Квартиру на Васильевском он купил в самый момент пика рынка недвижимости. Денег хватило только на скромный вариант. Потом наступил финансовый кризис, и цены упали. Но к этому небольшому промаху, как и к бесчисленным другим, он относился благодушно. Все-таки удалось осесть на нужном острове.
Пока мы шли к дому, Файнштейн смеялся с умилением, вспоминая старую историю, связанную с Апраксиной. Когда той приходила в голову очередная своеобразная мысль — как басист это определил — на сей раз желание избавиться от всякого личного имущества, — она обзванивала друзей. Файнштейну сначала было трудно понять, каким образом перетащить к себе какой-то страшно громоздкий предмет, но за счет сообразительности и привлечения дружеских усилий удалось справиться.
В квартире было уютно, и мы познакомились с его симпатичной невестой. На стенах висели музыкальные инструменты и сюрреально пасторальные картины Гребенщикова. В маленькой отдельной комнате стоял компьютер, на котором Файнштейн показал видеозапись концерта флейтиста «Аквариума» Дюши Романова и его группы «Трилистник». Файнштейну, тоже бывавшему участником «Трилистника», хотелось дать представление о том, что и Дюша, и он успели создать нечто, имеющее самостоятельное значение в музыке.
Когда мы собрались за столом на кухне, Файнштейн включил радио. Зазвучала классическая рок-музыка. Качая в такт головой, он заговорил о том, как чудесно слышать по радио музыку, узаконенную ценой героизма таких, как он.

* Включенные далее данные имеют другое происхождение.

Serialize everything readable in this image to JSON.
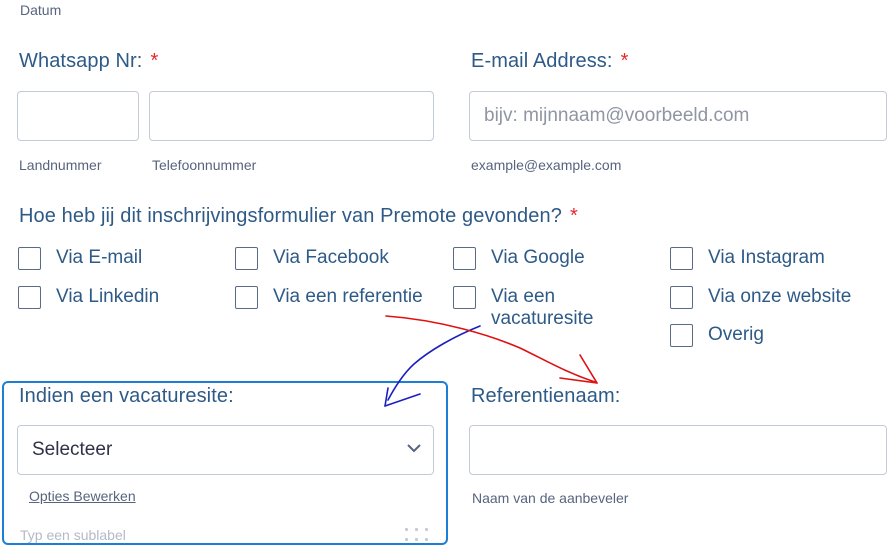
{
  "top_sublabel": "Datum",
  "whatsapp": {
    "label": "Whatsapp Nr:",
    "required": "*",
    "country_value": "",
    "phone_value": "",
    "country_sublabel": "Landnummer",
    "phone_sublabel": "Telefoonnummer"
  },
  "email": {
    "label": "E-mail Address:",
    "required": "*",
    "placeholder": "bijv: mijnnaam@voorbeeld.com",
    "sublabel": "example@example.com"
  },
  "source": {
    "question": "Hoe heb jij dit inschrijvingsformulier van Premote gevonden?",
    "required": "*",
    "options": [
      "Via E-mail",
      "Via Facebook",
      "Via Google",
      "Via Instagram",
      "Via Linkedin",
      "Via een referentie",
      "Via een vacaturesite",
      "Via onze website",
      "Overig"
    ]
  },
  "vacancy_site": {
    "label": "Indien een vacaturesite:",
    "selected": "Selecteer",
    "edit_options_link": "Opties Bewerken",
    "sublabel_placeholder": "Typ een sublabel"
  },
  "reference": {
    "label": "Referentienaam:",
    "value": "",
    "sublabel": "Naam van de aanbeveler"
  },
  "colors": {
    "label": "#2e5a87",
    "required": "#e5282d",
    "selection_border": "#1d7ed6",
    "annotation_blue": "#1a1fc0",
    "annotation_red": "#e01010"
  },
  "icons": {
    "select_chevron": "chevron-down-icon",
    "drag_handle": "drag-handle-icon"
  }
}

Чуть позже появился его коллега по конторе, большой блондин в костюме. Какое-то время он пил с Файнштейном водку и бросал реплики громким голосом, мало что замечая вокруг себя, а затем ушел. Файнштейн объяснил, что он этого коллеги терпеть не может, но по работе приходится с ним дружить.

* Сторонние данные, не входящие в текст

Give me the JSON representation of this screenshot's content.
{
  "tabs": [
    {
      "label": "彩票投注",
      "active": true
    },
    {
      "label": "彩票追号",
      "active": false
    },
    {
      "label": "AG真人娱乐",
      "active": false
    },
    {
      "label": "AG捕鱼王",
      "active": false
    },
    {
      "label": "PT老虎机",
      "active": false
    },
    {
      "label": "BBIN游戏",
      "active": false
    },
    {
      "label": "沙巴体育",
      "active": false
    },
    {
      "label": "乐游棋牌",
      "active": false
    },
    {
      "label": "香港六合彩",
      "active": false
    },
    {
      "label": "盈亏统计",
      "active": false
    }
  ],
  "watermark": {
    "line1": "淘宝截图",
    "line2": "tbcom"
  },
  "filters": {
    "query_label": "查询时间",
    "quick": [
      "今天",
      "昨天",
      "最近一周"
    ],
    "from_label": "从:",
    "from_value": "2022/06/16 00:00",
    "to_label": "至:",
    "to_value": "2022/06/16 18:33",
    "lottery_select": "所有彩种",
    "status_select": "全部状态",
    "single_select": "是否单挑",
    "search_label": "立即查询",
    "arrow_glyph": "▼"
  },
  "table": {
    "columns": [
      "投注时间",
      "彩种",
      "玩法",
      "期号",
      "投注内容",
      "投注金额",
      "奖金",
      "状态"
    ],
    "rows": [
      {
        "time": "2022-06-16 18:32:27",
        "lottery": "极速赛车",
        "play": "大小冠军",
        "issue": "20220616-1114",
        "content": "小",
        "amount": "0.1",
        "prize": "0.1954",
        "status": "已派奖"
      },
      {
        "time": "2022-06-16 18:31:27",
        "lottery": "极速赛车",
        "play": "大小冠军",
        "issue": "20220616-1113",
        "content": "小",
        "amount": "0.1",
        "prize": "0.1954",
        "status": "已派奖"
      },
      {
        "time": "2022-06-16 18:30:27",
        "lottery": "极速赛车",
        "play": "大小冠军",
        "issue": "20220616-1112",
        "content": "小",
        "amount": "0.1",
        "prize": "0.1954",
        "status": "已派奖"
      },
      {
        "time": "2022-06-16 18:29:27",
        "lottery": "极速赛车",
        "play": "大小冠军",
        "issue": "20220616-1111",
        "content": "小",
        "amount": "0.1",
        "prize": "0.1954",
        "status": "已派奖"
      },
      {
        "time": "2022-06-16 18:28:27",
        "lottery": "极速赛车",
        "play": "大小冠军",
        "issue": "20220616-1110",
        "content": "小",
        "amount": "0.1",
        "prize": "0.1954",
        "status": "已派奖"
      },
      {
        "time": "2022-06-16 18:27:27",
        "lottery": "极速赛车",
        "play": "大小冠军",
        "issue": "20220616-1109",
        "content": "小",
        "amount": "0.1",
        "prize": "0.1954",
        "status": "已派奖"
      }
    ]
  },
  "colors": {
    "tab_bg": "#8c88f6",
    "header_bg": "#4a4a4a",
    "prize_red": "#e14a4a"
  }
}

Пока мы сидели, Файнштейн высказал откровенную оценку своих недостатков как басиста. Он признался, что Титов, который заменил его в «Аквариуме», явно играл лучше него, кто никогда не был способен, как он считал, дать группе прочную основу. Файнштейн болезненно переживал эту замену. Его другая историческая роль в «Аквариуме» в качестве «перкуссиониста» тоже выглядела какой-то неопределенной, хотя можно представить, как мило он тряс самопальные погремушки и бил по бытовым предметам в квартирах и на сценах. Главным во всем этом было то, что он принадлежал самому классическому «Аквариуму». Этого отнять у него никто не мог, и никто не мог восполнить пробел в группе после того, как он и другие первые ее участники вышли оттуда. «Акариуму» было полезно иметь рядом непокорную личность.

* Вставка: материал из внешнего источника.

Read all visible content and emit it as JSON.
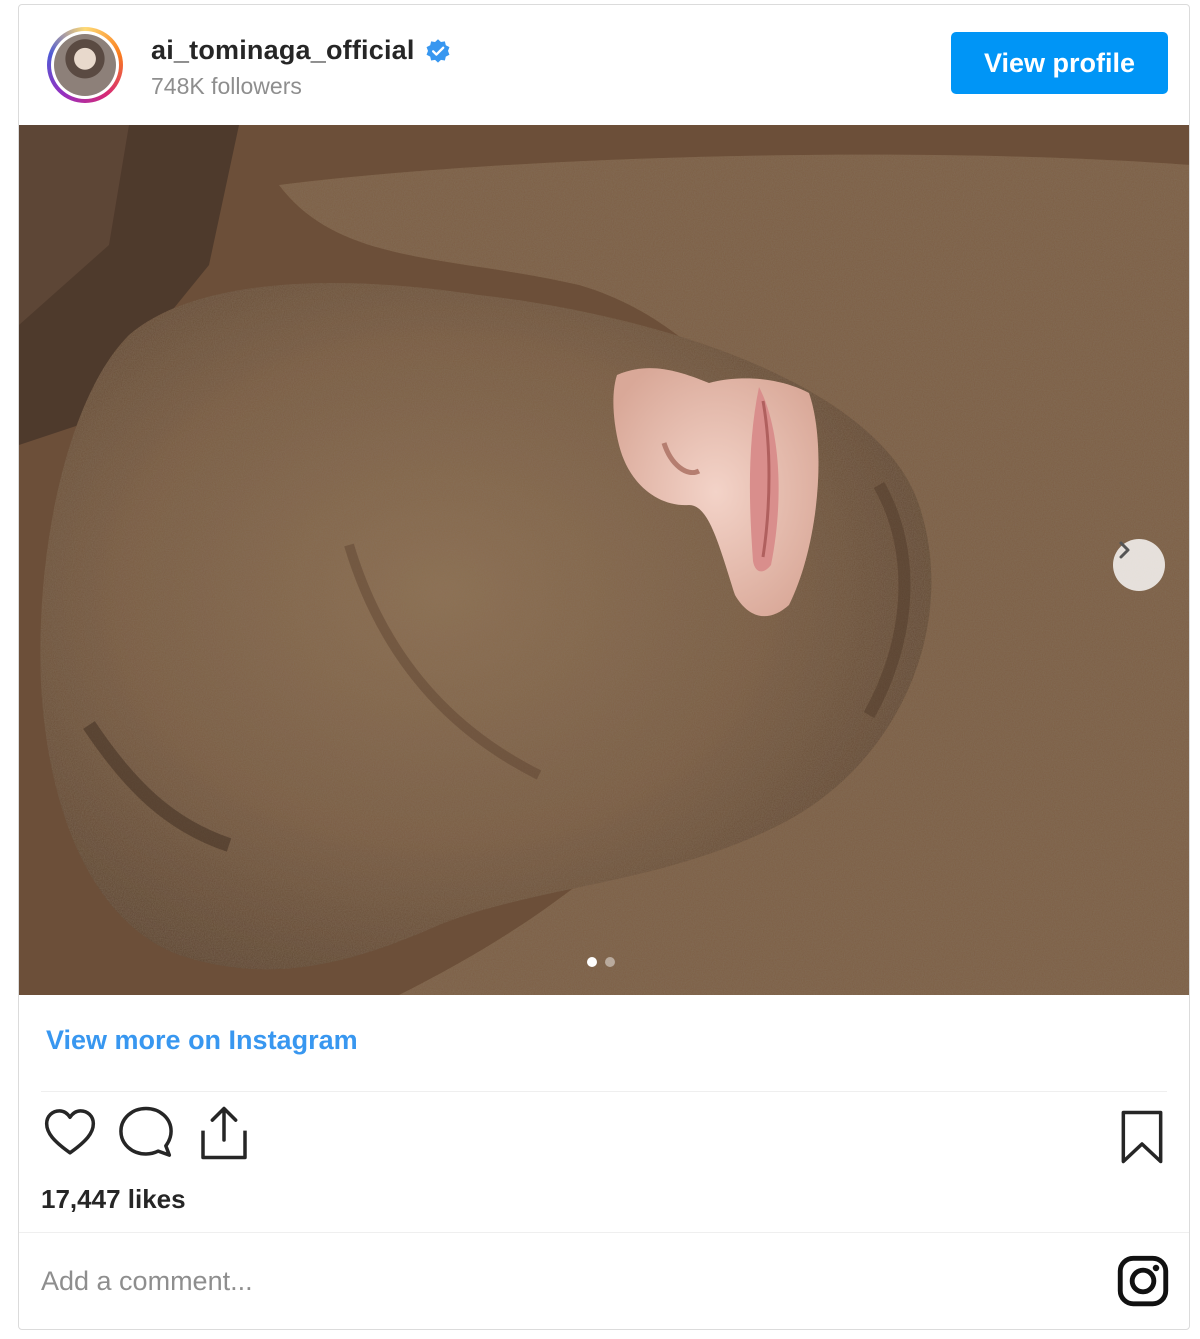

Провожая нас на остановку троллейбуса, Файнштейн полушутя жаловался, что все меньше чувствует интерес к тому, что нравилось ему в жизни раньше. Ему стало неинтересно слушать музыку. «И даже девушки стали безразличны, — с искренним удивлением заметил он. — Вот вижу девушку и думаю: ну, девушка, ну и что?»
В следующем году Файнштейн приехал для встречи с нами в клуб на улице Пестеля, где работал другой его бывший аквариумный соратник Сева Гаккель. Сева пригласил нас на концерт, который он там устроил для канадской альтернативной рок-группы, получившей грант на гастроли по восточной Европе. Пока группа обитала в Петербурге, ее крикливая и манерная панк-вокалистка останавливалась у спокойного, терпеливого Севы, чьи нервы она успела испытать. Любуясь ею, Файнштейн восторженно смеялся своим глубоким, добродушным смехом: его восхищало, что хотя она была заметно старше музыкантов группы, она превосходила их темпераментом. Из-за громкой музыки было трудно общаться, но запомнилось, что Файнштейн хвалил рок-группу «Ленинград» за актуальность, а подпольные узбекские рестораны за дешевый, сытный и изумительно вкусный плов. Он с удовольствием вспоминал, как бывал свидетелем облав на работников таких кулинарных заведений.
Темы, спонтанно возникавшие в разговорах с Файнштейном, могли бы казаться случайными, но они все имели отношение к тому же пожизненному вызову, который привел его в музыку, к той же сообразительности, которая заставляла его неустанно искать во множестве манящих направлений, стремясь к собственной целостности среди фрагментов.